Insurance companies charge hefty premiums for health policies and often raise them to adjust for medical inflation. It comes as a surprise, therefore, if they reject or only partially settle claims linked to modern treatment methods.
New Delhi-based Rahul Kumar's 67-year-old father was diagnosed with liver cancer that needed an advanced palliative treatment called Transarterial Radioembolization (TARE). Kumar's brother had a corporate policy with a private insurer. However, during pre-authorization, the company refused to approve the claim, saying, "TARE is an advanced procedure which is not covered under the policy; hence claim not admissible."
Kumar also had an alumni group insurance plan from the same insurer which covered his parents. It was a family floater plan with a fixed deductible of ₹5 lakh.
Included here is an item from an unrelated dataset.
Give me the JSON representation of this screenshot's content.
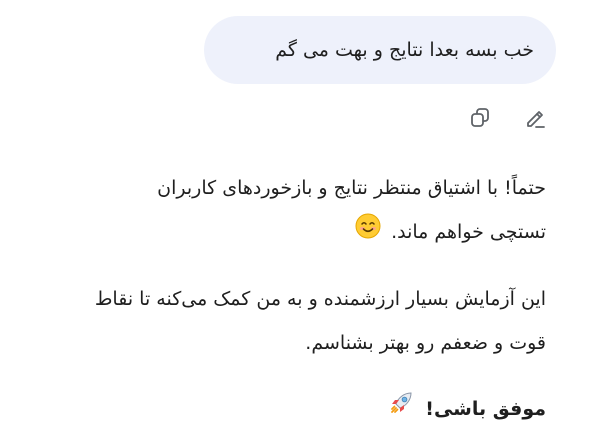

"I approached the insurance company to file a reimbursement. They accepted the documents and settled the claim in two months, probably thanks to some pressure the alumni group exerted on them. The same company had rejected it when my brother filed it under his corporate policy," said Kumar.
Bengaluru-based Parag Jain's mother-in-law was diagnosed with breast cancer in 2023 and was recommended "targeted" therapy. She needed to undergo six chemotherapy sessions followed by a surgery, radiotherapy and 14 post-surgery sessions over 1.5 years. The overall cost came up to ₹40 lakh.